Qu’est-ce que la psychanalyse ? La définition de Freud


Le succès de la psychanalyse doit sûrement beaucoup au talent de pédagogue de son fondateur, l’autrichien Sigmund Freud (1856 – 1939). Celui-ci explique avec une grande clarté sa pratique dans son Introduction à la psychanalyse (1917), cours universitaires destinés à des médecins mais tout à fait compréhensibles pour le grand public. 

Sigmund Freud est un neurologue, un médecin spécialiste du cerveau et de ses maladies. Il développe donc une thérapie, un traitement destiné à guérir ces maladies. Son but est d’enrichir la psychiatrie d’un nouvel « outil ». 

La psychanalyse est donc un procédé de traitement médical de personnes atteintes de maladies nerveuses. 

Mais c’est une thérapie qui peut paraître singulière aux médecins : entre le pratiquant de la psychanalyse et le patient, nulle opération, ni administration de médicament. Le traitement ne comporte qu’un échange de paroles

Le patient parle, raconte les événements de sa vie passée et ses impressions présentes, se plaint, confesse ses désirs et ses émotions. Le médecin s’applique à diriger la marche des idées du patient, éveille ses souvenirs, oriente son attention dans certaines directions, lui donne des explications et observe les réactions de compréhension ou d’incompréhension qu’il provoque ainsi chez le malade. 

La psychanalyse se détache en effet du corps, mais pour rendre intelligible le lien entre les troubles somatiques (les troubles qui affectent le corps) et les troubles psychiques. Elle croit en la puissance des mots. 

Mais cette démarche éveille selon Freud la méfiance du corps médical, et de la société tout entière, par ses « audaces ». Ses prémisses lui attirent la « désapprobation universelle ». Elle souffre de « deux préjugés » qu’il veut désamorcer. 

Psychiatre, psychanalyste et psychologue : quelles différences ?

 

Deux préjugés contre la psychanalyse 

Un préjugé « intellectuel » d’abord. Freud pense que notre conscience qu’une fraction de notre vie psychique totale.

[…] la psychanalyse ne peut pas ne pas soulever d’objection contre l’identité du psychique et du conscient. 

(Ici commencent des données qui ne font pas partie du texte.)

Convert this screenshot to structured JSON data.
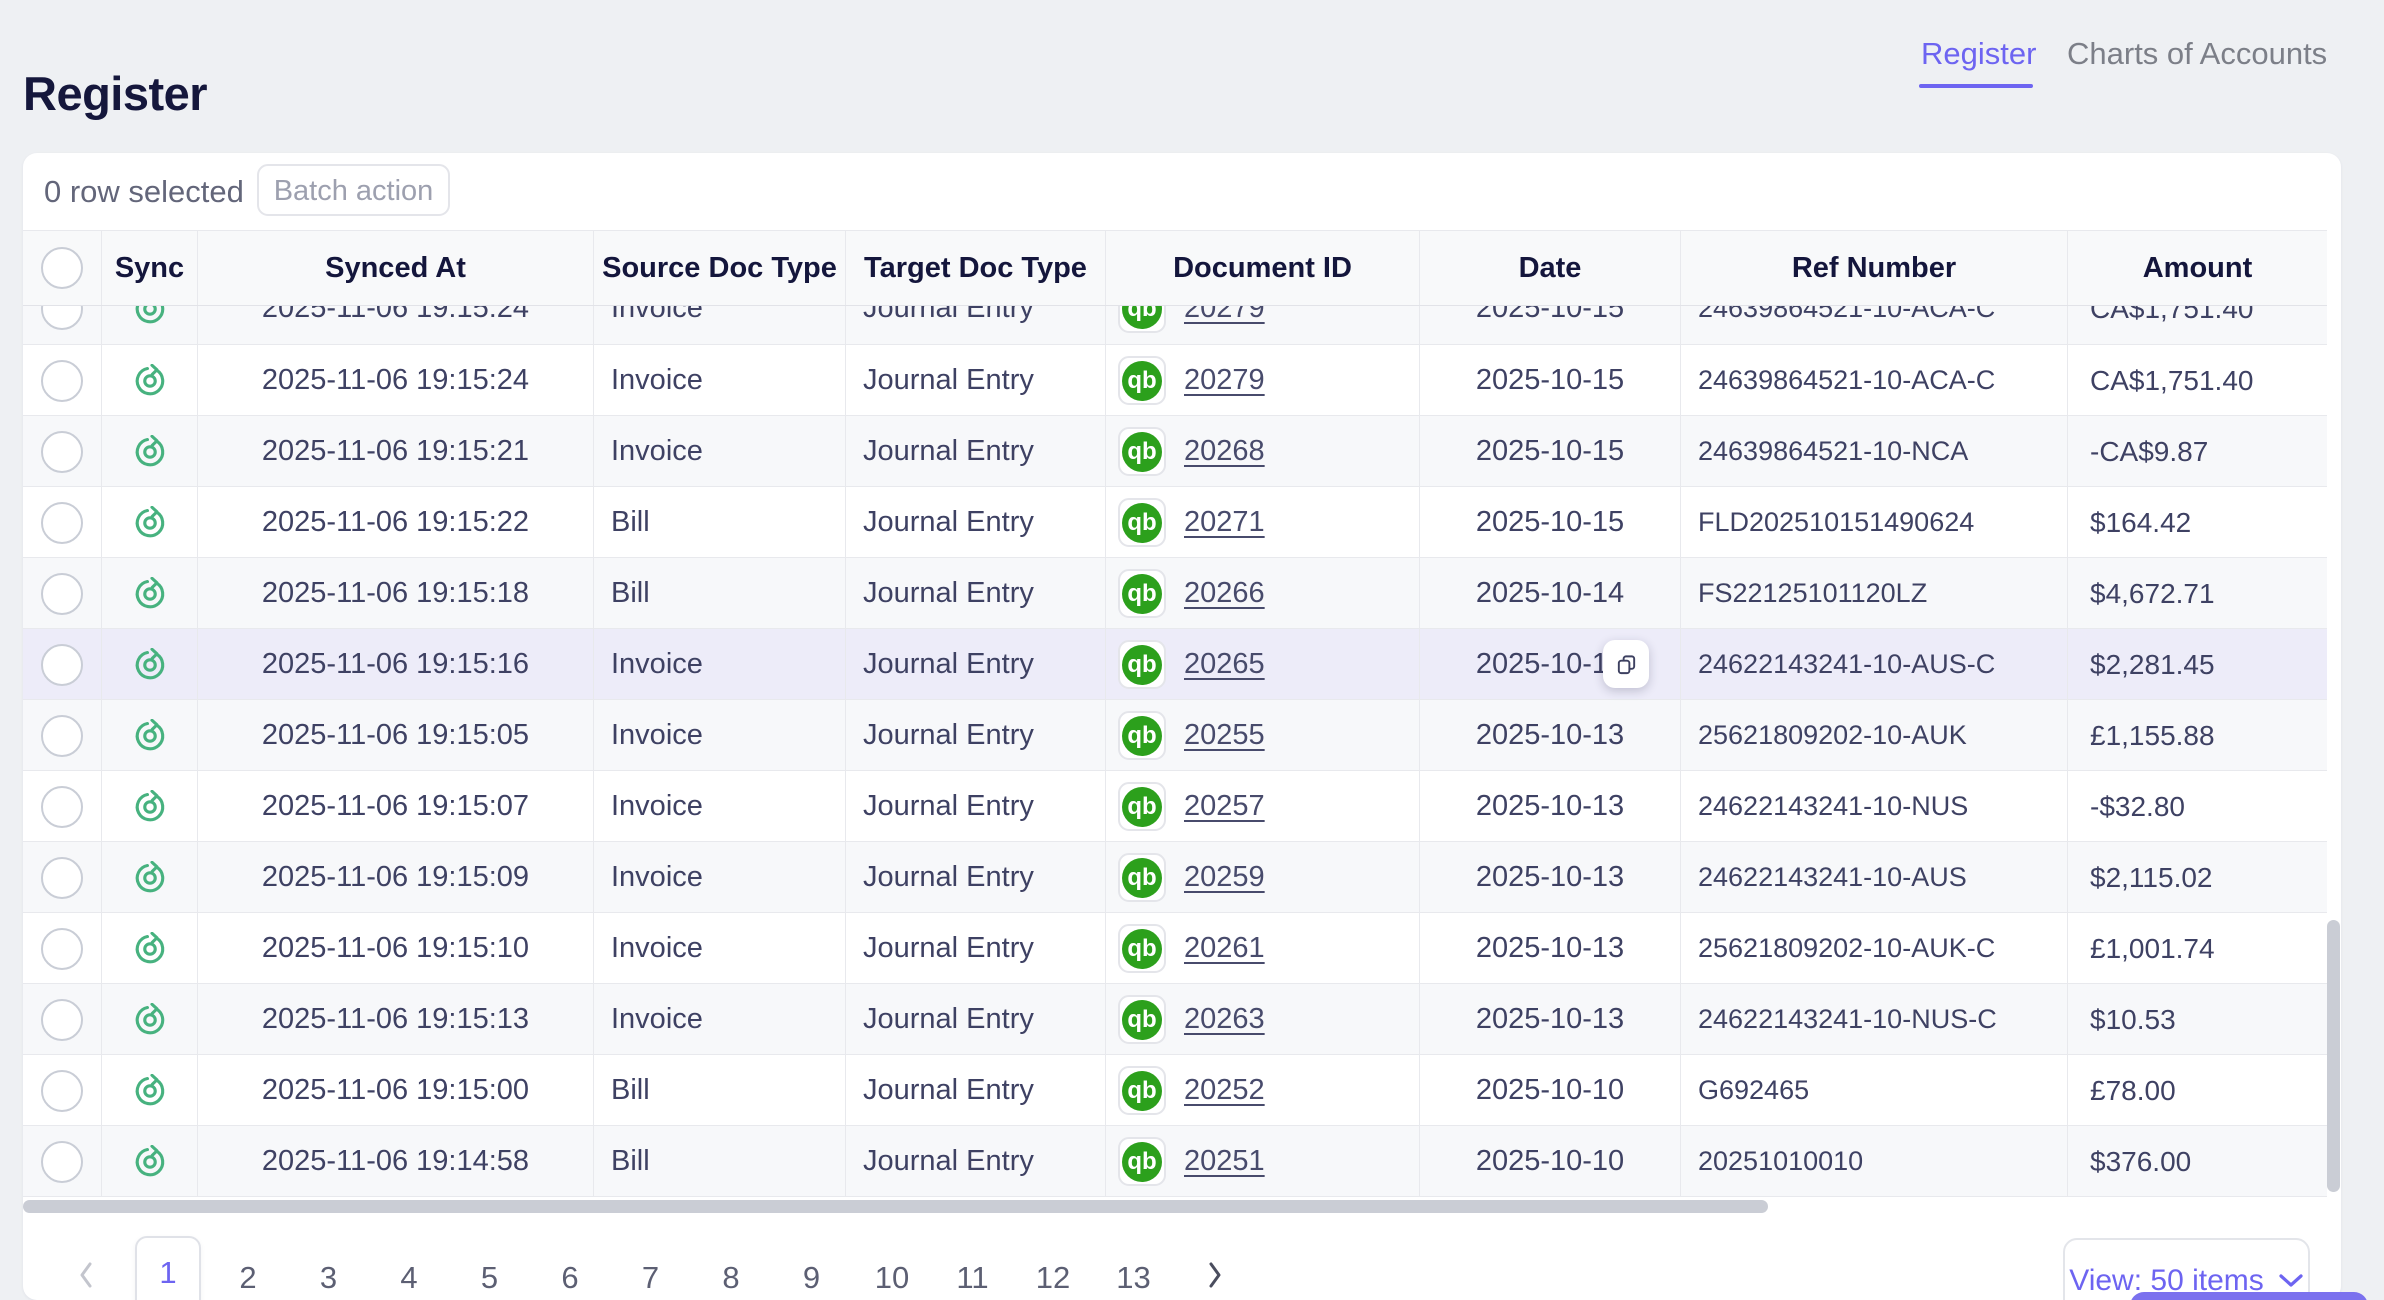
{
  "page": {
    "title": "Register"
  },
  "tabs": [
    {
      "label": "Register",
      "active": true
    },
    {
      "label": "Charts of Accounts",
      "active": false
    }
  ],
  "toolbar": {
    "selection_text": "0 row selected",
    "batch_action_label": "Batch action"
  },
  "table": {
    "columns": [
      {
        "key": "check",
        "label": ""
      },
      {
        "key": "sync",
        "label": "Sync"
      },
      {
        "key": "synced_at",
        "label": "Synced At"
      },
      {
        "key": "source",
        "label": "Source Doc Type"
      },
      {
        "key": "target",
        "label": "Target Doc Type"
      },
      {
        "key": "doc_id",
        "label": "Document ID"
      },
      {
        "key": "date",
        "label": "Date"
      },
      {
        "key": "ref",
        "label": "Ref Number"
      },
      {
        "key": "amount",
        "label": "Amount"
      }
    ],
    "partial_top_row_visible": true,
    "rows": [
      {
        "synced_at": "2025-11-06 19:15:24",
        "source": "Invoice",
        "target": "Journal Entry",
        "doc_id": "20279",
        "date": "2025-10-15",
        "ref": "24639864521-10-ACA-C",
        "amount": "CA$1,751.40"
      },
      {
        "synced_at": "2025-11-06 19:15:21",
        "source": "Invoice",
        "target": "Journal Entry",
        "doc_id": "20268",
        "date": "2025-10-15",
        "ref": "24639864521-10-NCA",
        "amount": "-CA$9.87"
      },
      {
        "synced_at": "2025-11-06 19:15:22",
        "source": "Bill",
        "target": "Journal Entry",
        "doc_id": "20271",
        "date": "2025-10-15",
        "ref": "FLD202510151490624",
        "amount": "$164.42"
      },
      {
        "synced_at": "2025-11-06 19:15:18",
        "source": "Bill",
        "target": "Journal Entry",
        "doc_id": "20266",
        "date": "2025-10-14",
        "ref": "FS22125101120LZ",
        "amount": "$4,672.71"
      },
      {
        "synced_at": "2025-11-06 19:15:16",
        "source": "Invoice",
        "target": "Journal Entry",
        "doc_id": "20265",
        "date": "2025-10-13",
        "ref": "24622143241-10-AUS-C",
        "amount": "$2,281.45",
        "highlighted": true,
        "copy_button": true
      },
      {
        "synced_at": "2025-11-06 19:15:05",
        "source": "Invoice",
        "target": "Journal Entry",
        "doc_id": "20255",
        "date": "2025-10-13",
        "ref": "25621809202-10-AUK",
        "amount": "£1,155.88"
      },
      {
        "synced_at": "2025-11-06 19:15:07",
        "source": "Invoice",
        "target": "Journal Entry",
        "doc_id": "20257",
        "date": "2025-10-13",
        "ref": "24622143241-10-NUS",
        "amount": "-$32.80"
      },
      {
        "synced_at": "2025-11-06 19:15:09",
        "source": "Invoice",
        "target": "Journal Entry",
        "doc_id": "20259",
        "date": "2025-10-13",
        "ref": "24622143241-10-AUS",
        "amount": "$2,115.02"
      },
      {
        "synced_at": "2025-11-06 19:15:10",
        "source": "Invoice",
        "target": "Journal Entry",
        "doc_id": "20261",
        "date": "2025-10-13",
        "ref": "25621809202-10-AUK-C",
        "amount": "£1,001.74"
      },
      {
        "synced_at": "2025-11-06 19:15:13",
        "source": "Invoice",
        "target": "Journal Entry",
        "doc_id": "20263",
        "date": "2025-10-13",
        "ref": "24622143241-10-NUS-C",
        "amount": "$10.53"
      },
      {
        "synced_at": "2025-11-06 19:15:00",
        "source": "Bill",
        "target": "Journal Entry",
        "doc_id": "20252",
        "date": "2025-10-10",
        "ref": "G692465",
        "amount": "£78.00"
      },
      {
        "synced_at": "2025-11-06 19:14:58",
        "source": "Bill",
        "target": "Journal Entry",
        "doc_id": "20251",
        "date": "2025-10-10",
        "ref": "20251010010",
        "amount": "$376.00"
      }
    ]
  },
  "pagination": {
    "pages": [
      "1",
      "2",
      "3",
      "4",
      "5",
      "6",
      "7",
      "8",
      "9",
      "10",
      "11",
      "12",
      "13"
    ],
    "active_page": "1",
    "prev_icon": "chevron-left",
    "next_icon": "chevron-right"
  },
  "view_selector": {
    "label": "View: 50 items"
  },
  "icons": {
    "sync_status": "circular-sync-arrow",
    "document_source": "quickbooks-logo",
    "copy": "copy-icon"
  },
  "colors": {
    "accent": "#6d64f1",
    "sync_green": "#47b27f",
    "quickbooks_green": "#2ca01c",
    "row_hover": "#edecf9",
    "row_stripe": "#f7f8fa",
    "scrollbar_thumb": "#cacdd5",
    "page_background": "#eef0f3"
  }
}
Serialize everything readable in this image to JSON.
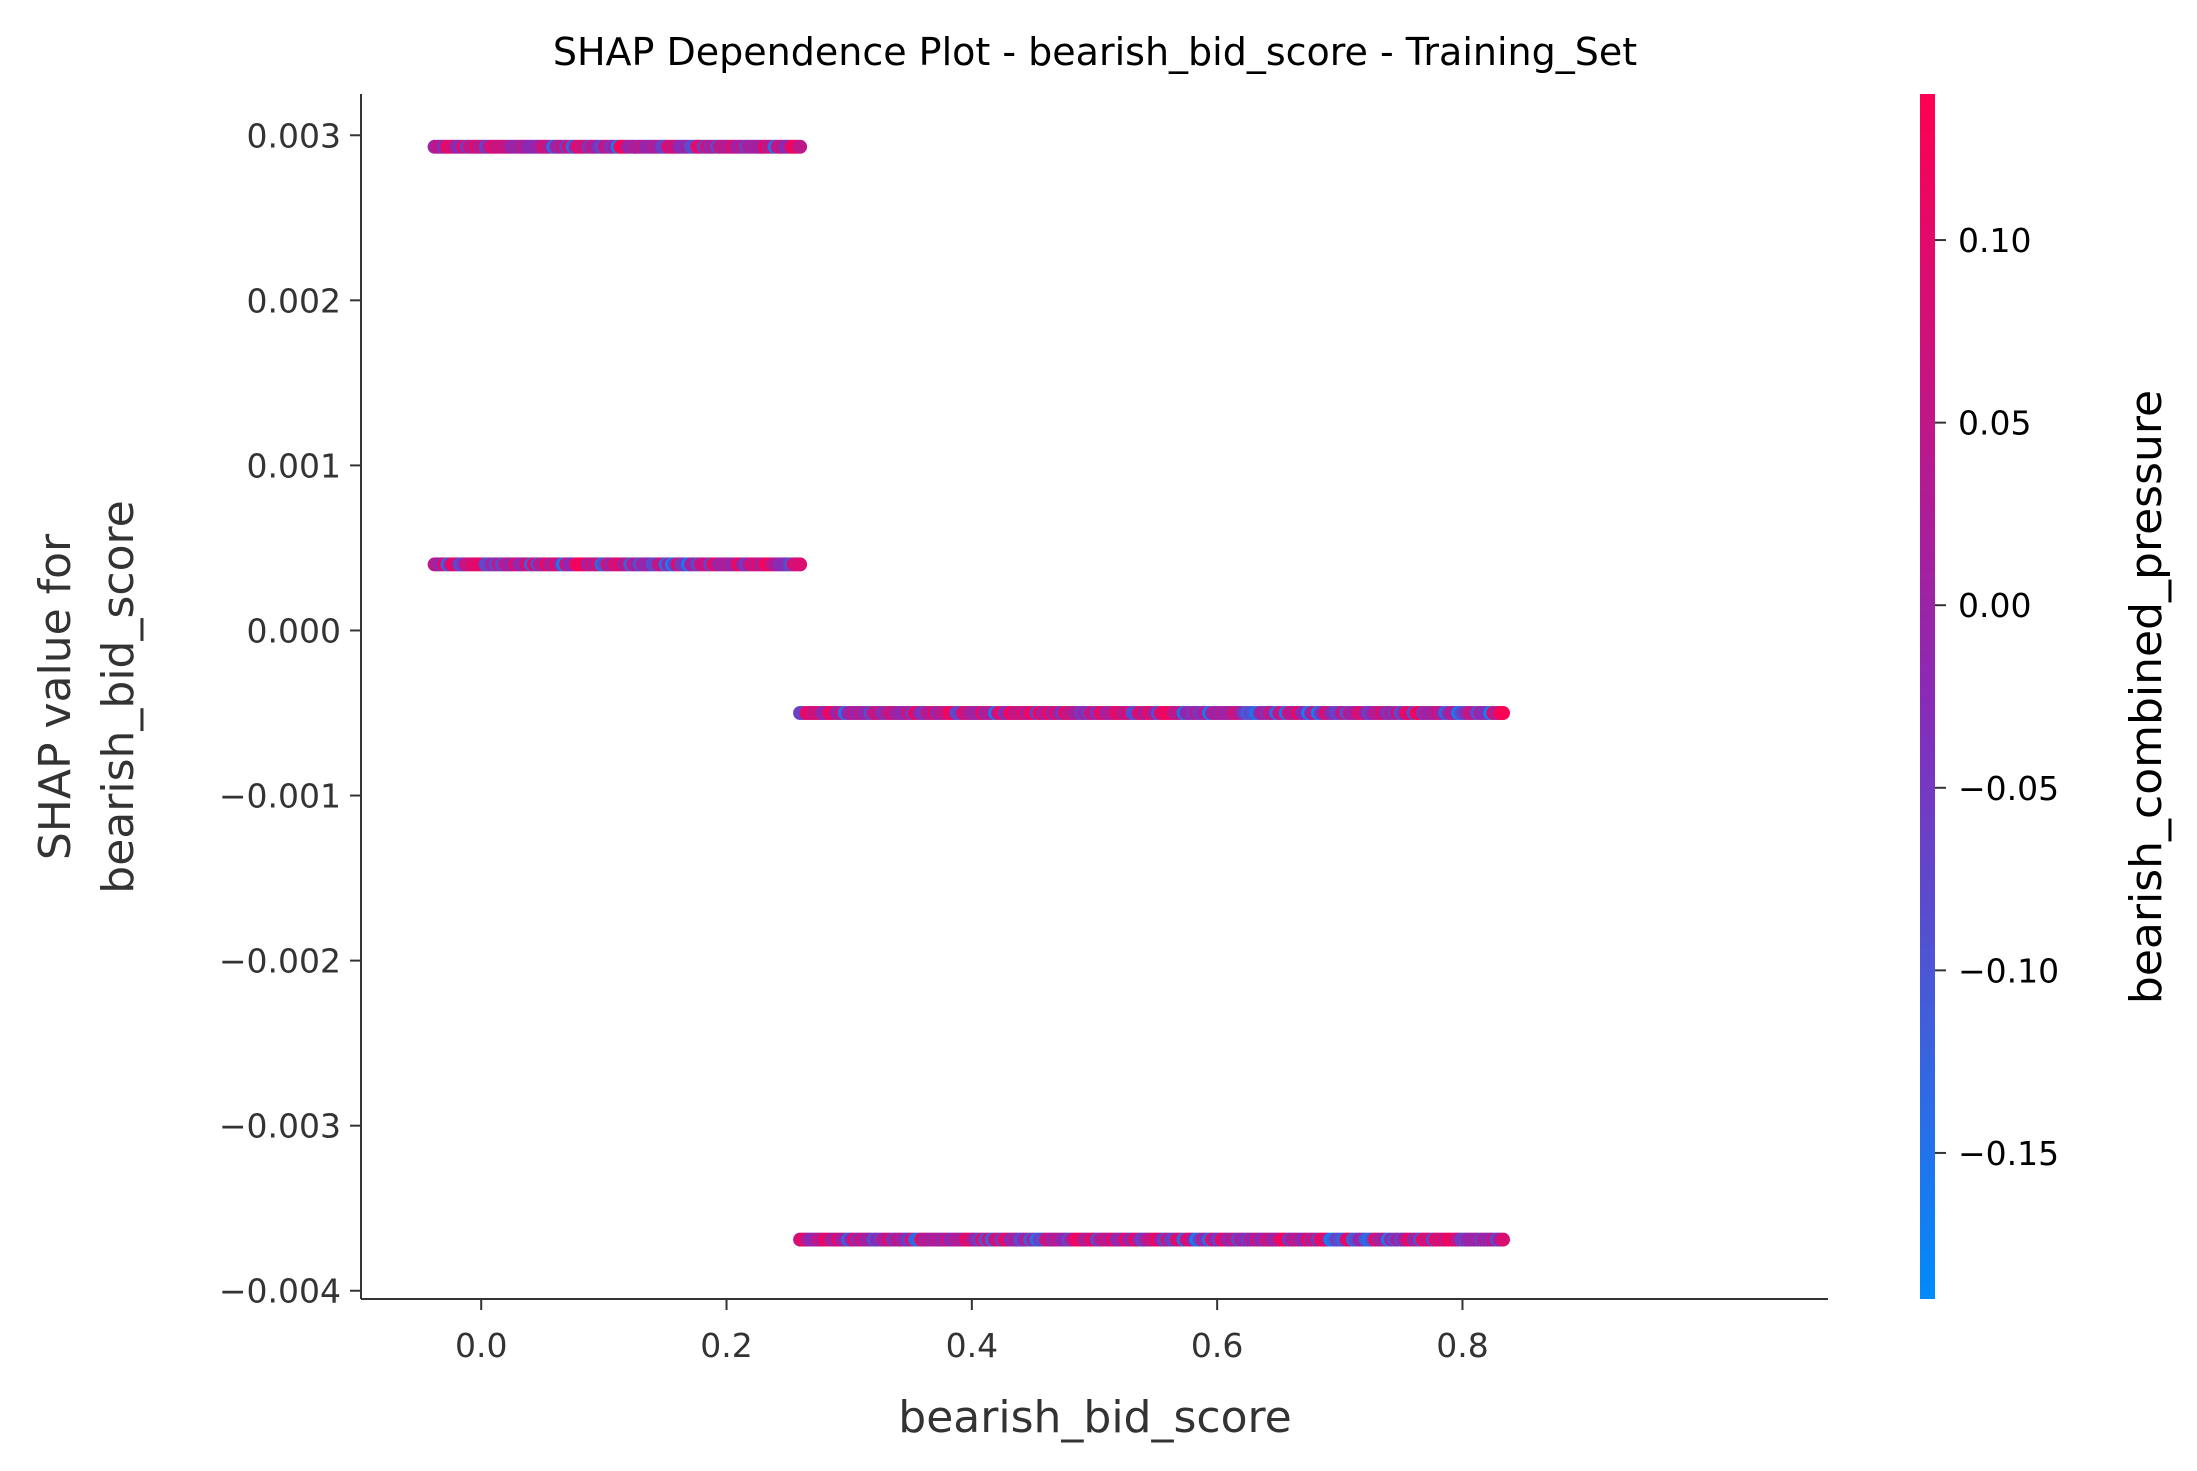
{
  "chart_data": {
    "type": "scatter",
    "title": "SHAP Dependence Plot - bearish_bid_score - Training_Set",
    "xlabel": "bearish_bid_score",
    "ylabel_lines": [
      "SHAP value for",
      "bearish_bid_score"
    ],
    "xlim": [
      -0.098,
      1.098
    ],
    "ylim": [
      -0.00405,
      0.00325
    ],
    "x_ticks": [
      0.0,
      0.2,
      0.4,
      0.6,
      0.8
    ],
    "x_tick_labels": [
      "0.0",
      "0.2",
      "0.4",
      "0.6",
      "0.8"
    ],
    "y_ticks": [
      0.003,
      0.002,
      0.001,
      0.0,
      -0.001,
      -0.002,
      -0.003,
      -0.004
    ],
    "y_tick_labels": [
      "0.003",
      "0.002",
      "0.001",
      "0.000",
      "−0.001",
      "−0.002",
      "−0.003",
      "−0.004"
    ],
    "grid": false,
    "colorbar": {
      "label": "bearish_combined_pressure",
      "range": [
        -0.19,
        0.14
      ],
      "ticks": [
        0.1,
        0.05,
        0.0,
        -0.05,
        -0.1,
        -0.15
      ],
      "tick_labels": [
        "0.10",
        "0.05",
        "0.00",
        "−0.05",
        "−0.10",
        "−0.15"
      ],
      "color_low": "#008bfb",
      "color_high": "#ff0052"
    },
    "bands": [
      {
        "y": 0.00293,
        "x_min": -0.038,
        "x_max": 0.26
      },
      {
        "y": 0.0004,
        "x_min": -0.038,
        "x_max": 0.26
      },
      {
        "y": -0.0005,
        "x_min": 0.26,
        "x_max": 0.833
      },
      {
        "y": -0.00369,
        "x_min": 0.26,
        "x_max": 0.833
      }
    ]
  }
}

Selon lui, il existe une pensée inconsciente et une volonté inconsciente, qui peuvent être à l’origine des maladies nerveuses, ce qui lui vaut l’accusation d’être une science occulte, ésotérique. 

Un préjugé « esthético-moral » ensuite. Freud pense que les impulsions sexuelles jouent un rôle déterminant, et depuis longtemps mésestimé, dans l’origine des maladies nerveuses et psychiques. 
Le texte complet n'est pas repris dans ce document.